When I was about ten
years of age, my mother and I traveled by car to Iowa from Independence,
Missouri. We traveled north on Highway
291, which was then a two-lane highway.
We were going to visit friends of her, and she had given me a camera, so
I was entertained taking snapshots of cows as we traveled northward.
At one point she saw a
semi barreling towards us, and it looked like it was taking up its lane and
part of ours as well. She inched over to
give it more room. In the process, she
hit a chuckhole on the side of the road.
Our car spun 180 degrees, and my side of the car slammed into the
semi. The force of the impact spun our
car 360 degrees, and my side of the car slammed into a second semi following
the first one. My side of the car just
disappeared. I was thrown about fifteen
or twenty feet onto the pavement. The
doors of the car on my side were gone.
The frame was gone. The seats
were gone. My mother’s side of the car
looked pristine, with clothes hanging behind her seat neatly arranged, not a
dress out of place.
When the state patrol
and ambulance arrived, I was taken to the emergency room because I was
crying. There wasn’t a bruise on me, but
they feared there might be internal injuries, and after all, I was crying. My mother explained, “She’s crying because
her camera is broken!” True. There was absolutely nothing wrong with me.
At the time, being
ten, I thought nothing of it. Years
later, working as a nurse in the emergency room, I saw the deadly result of MVAs
where passengers were thrown from vehicles.

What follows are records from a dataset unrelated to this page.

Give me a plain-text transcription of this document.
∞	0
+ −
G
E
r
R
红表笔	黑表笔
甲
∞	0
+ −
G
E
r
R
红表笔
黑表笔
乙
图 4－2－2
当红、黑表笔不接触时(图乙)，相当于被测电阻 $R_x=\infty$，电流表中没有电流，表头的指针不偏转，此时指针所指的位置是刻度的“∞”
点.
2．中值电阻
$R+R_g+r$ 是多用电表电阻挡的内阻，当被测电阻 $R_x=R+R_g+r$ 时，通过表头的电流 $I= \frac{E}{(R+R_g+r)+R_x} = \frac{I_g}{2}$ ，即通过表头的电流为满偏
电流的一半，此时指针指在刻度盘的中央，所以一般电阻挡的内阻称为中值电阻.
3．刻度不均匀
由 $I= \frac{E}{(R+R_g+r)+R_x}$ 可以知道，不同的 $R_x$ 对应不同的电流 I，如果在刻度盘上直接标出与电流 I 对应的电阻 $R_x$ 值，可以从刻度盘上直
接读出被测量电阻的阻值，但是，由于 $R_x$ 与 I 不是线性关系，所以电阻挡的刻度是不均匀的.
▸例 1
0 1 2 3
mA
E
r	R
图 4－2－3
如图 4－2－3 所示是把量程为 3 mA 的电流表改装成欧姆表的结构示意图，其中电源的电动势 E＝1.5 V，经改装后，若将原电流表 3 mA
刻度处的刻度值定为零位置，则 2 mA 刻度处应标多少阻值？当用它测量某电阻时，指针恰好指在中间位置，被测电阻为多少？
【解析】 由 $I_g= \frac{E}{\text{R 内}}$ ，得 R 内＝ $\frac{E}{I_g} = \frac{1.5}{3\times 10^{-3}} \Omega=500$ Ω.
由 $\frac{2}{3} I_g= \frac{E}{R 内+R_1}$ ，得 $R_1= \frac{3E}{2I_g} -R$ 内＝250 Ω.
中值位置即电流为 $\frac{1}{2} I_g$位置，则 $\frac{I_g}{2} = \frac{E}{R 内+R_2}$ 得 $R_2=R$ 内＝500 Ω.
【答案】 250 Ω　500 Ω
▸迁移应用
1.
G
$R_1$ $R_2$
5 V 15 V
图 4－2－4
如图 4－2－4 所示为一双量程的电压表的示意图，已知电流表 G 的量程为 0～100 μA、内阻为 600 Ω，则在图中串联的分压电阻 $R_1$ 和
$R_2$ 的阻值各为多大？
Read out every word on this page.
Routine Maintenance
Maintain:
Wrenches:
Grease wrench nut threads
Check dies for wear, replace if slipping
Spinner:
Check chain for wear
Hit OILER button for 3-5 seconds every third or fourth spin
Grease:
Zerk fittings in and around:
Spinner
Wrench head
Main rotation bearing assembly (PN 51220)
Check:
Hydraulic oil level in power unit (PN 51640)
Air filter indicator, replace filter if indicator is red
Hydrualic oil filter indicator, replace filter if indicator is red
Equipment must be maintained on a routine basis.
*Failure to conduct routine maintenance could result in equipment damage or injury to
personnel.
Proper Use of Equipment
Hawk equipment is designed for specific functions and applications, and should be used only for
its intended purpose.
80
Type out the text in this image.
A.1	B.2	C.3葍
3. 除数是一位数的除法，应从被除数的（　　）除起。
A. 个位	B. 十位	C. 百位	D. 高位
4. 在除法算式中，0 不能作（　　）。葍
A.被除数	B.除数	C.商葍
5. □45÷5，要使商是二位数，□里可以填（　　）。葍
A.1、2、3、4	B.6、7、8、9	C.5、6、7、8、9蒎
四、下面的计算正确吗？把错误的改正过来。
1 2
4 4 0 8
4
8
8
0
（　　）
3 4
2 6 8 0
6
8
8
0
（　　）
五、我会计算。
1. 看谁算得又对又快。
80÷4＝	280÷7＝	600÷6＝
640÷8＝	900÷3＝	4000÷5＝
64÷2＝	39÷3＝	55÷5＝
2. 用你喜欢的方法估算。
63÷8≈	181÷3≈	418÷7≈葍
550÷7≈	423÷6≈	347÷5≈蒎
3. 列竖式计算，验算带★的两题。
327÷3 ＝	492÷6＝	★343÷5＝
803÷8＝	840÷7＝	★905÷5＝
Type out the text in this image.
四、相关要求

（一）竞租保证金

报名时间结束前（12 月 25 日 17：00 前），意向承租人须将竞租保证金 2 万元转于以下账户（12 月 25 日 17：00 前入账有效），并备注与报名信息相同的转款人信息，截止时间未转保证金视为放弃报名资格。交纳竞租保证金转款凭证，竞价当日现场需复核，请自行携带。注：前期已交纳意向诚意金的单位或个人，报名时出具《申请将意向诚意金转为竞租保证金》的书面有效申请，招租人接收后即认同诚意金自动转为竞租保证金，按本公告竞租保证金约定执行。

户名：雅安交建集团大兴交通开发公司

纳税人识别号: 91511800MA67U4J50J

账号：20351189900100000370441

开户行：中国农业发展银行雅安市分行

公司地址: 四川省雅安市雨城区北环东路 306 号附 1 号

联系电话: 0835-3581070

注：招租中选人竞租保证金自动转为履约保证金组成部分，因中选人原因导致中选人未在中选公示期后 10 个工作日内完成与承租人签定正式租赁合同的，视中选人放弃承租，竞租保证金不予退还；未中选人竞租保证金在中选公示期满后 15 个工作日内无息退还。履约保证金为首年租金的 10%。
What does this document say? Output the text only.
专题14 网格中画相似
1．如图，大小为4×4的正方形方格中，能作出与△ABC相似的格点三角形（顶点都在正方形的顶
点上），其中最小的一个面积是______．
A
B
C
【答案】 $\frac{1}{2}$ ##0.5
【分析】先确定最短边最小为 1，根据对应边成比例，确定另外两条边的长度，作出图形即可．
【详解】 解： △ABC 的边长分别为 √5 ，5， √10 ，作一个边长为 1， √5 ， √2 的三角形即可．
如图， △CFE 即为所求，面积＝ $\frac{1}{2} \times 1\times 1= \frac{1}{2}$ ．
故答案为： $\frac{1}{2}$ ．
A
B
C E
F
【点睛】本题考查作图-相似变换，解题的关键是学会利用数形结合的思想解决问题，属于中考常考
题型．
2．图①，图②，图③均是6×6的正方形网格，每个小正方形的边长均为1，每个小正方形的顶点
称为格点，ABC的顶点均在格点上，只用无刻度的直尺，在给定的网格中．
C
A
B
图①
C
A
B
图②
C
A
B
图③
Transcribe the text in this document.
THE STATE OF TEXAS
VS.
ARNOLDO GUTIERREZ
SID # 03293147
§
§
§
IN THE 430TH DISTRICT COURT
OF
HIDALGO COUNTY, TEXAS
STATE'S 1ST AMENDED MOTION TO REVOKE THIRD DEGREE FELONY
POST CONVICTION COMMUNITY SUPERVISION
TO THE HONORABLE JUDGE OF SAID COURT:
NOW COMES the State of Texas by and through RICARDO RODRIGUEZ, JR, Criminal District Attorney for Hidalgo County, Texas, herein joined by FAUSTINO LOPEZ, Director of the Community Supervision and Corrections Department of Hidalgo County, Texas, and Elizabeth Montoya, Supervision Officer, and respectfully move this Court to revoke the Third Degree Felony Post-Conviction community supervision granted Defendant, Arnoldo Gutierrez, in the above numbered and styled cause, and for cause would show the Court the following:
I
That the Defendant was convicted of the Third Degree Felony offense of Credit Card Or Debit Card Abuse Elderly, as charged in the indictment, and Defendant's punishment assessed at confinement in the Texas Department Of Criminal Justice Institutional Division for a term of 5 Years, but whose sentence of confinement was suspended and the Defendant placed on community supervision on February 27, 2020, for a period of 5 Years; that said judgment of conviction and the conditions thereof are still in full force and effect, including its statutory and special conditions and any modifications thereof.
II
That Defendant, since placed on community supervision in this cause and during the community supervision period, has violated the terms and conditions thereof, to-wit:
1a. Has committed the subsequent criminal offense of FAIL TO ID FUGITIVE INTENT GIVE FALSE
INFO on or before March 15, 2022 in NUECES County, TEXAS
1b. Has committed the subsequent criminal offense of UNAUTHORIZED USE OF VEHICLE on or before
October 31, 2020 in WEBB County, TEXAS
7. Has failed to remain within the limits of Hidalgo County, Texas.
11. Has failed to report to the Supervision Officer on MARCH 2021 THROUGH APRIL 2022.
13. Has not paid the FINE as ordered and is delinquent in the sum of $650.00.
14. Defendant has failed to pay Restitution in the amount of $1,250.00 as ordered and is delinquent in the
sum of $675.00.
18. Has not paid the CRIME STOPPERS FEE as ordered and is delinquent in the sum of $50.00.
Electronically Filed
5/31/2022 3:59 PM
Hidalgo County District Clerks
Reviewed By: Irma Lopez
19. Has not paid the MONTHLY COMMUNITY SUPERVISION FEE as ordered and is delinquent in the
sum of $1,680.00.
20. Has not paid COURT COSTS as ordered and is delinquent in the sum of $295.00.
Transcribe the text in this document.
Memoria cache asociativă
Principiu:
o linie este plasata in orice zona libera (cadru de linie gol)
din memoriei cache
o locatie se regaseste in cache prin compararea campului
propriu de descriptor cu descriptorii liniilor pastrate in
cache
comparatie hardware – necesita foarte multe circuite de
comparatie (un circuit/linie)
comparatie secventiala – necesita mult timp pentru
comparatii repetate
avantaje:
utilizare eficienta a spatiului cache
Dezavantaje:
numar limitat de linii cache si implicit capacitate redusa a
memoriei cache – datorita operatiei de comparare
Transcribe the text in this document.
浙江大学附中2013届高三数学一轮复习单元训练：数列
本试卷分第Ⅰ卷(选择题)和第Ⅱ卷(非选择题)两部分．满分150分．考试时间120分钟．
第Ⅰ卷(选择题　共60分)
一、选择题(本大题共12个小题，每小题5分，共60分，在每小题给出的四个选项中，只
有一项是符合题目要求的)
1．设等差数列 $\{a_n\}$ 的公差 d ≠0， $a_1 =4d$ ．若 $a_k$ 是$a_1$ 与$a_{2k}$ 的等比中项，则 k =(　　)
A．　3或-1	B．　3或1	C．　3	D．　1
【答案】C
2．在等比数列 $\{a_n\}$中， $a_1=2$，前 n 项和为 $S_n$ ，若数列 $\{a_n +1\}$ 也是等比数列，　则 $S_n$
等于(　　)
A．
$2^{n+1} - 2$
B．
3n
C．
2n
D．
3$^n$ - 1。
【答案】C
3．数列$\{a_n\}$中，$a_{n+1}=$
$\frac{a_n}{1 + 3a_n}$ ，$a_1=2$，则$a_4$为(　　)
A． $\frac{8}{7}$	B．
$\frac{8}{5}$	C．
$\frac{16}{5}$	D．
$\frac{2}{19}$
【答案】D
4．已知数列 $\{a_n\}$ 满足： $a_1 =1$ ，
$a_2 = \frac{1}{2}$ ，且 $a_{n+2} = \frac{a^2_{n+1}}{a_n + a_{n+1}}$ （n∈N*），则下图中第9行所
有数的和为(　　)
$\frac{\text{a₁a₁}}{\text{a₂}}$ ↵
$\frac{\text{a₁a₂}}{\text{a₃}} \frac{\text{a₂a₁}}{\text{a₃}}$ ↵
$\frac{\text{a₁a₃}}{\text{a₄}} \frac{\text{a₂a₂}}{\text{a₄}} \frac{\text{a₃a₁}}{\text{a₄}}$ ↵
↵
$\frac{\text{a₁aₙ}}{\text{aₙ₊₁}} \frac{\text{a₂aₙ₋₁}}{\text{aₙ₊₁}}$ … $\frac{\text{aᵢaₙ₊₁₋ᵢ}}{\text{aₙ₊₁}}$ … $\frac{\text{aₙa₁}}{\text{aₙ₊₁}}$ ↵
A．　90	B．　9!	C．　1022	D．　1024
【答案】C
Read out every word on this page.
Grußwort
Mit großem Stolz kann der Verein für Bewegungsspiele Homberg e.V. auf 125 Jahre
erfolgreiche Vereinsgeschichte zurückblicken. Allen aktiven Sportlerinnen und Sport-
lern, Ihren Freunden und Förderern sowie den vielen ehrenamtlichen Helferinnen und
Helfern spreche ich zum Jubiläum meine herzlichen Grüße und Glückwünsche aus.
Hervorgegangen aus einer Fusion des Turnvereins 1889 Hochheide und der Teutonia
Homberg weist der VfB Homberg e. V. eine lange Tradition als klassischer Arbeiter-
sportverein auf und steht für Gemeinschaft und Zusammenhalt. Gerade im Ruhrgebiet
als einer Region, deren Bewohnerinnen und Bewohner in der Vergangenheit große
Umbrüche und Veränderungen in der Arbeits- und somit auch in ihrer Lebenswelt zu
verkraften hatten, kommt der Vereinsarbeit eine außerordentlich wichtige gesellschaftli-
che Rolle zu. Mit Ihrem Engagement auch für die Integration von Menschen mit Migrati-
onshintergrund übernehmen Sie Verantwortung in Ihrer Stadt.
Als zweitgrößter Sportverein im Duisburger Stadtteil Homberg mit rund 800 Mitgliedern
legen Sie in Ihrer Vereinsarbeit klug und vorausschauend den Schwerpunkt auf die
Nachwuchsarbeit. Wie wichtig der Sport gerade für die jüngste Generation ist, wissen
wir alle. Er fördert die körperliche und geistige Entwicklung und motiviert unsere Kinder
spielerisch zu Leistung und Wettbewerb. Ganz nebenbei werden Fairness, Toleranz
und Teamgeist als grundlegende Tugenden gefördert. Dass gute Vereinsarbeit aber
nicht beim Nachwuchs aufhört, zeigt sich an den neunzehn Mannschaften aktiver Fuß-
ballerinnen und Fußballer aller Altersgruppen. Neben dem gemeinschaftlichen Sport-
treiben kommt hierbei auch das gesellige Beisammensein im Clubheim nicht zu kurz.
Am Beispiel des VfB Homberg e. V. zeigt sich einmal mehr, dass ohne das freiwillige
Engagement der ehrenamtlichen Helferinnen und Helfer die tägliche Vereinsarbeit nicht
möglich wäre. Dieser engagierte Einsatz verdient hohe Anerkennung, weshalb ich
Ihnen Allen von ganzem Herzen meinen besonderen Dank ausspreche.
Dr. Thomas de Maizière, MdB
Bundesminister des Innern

It was never a pretty picture, and I thought back to my experience:
being hit twice, having the car pulverized, being thrown onto the pavement, and
not having a scratch or bruise anywhere on my body. I stood once to share the first time God had
spared my life, and the Spirit whispered to me, “That wasn’t the first time…”
And if you want to hear
that testimony, you’ll have to ask me!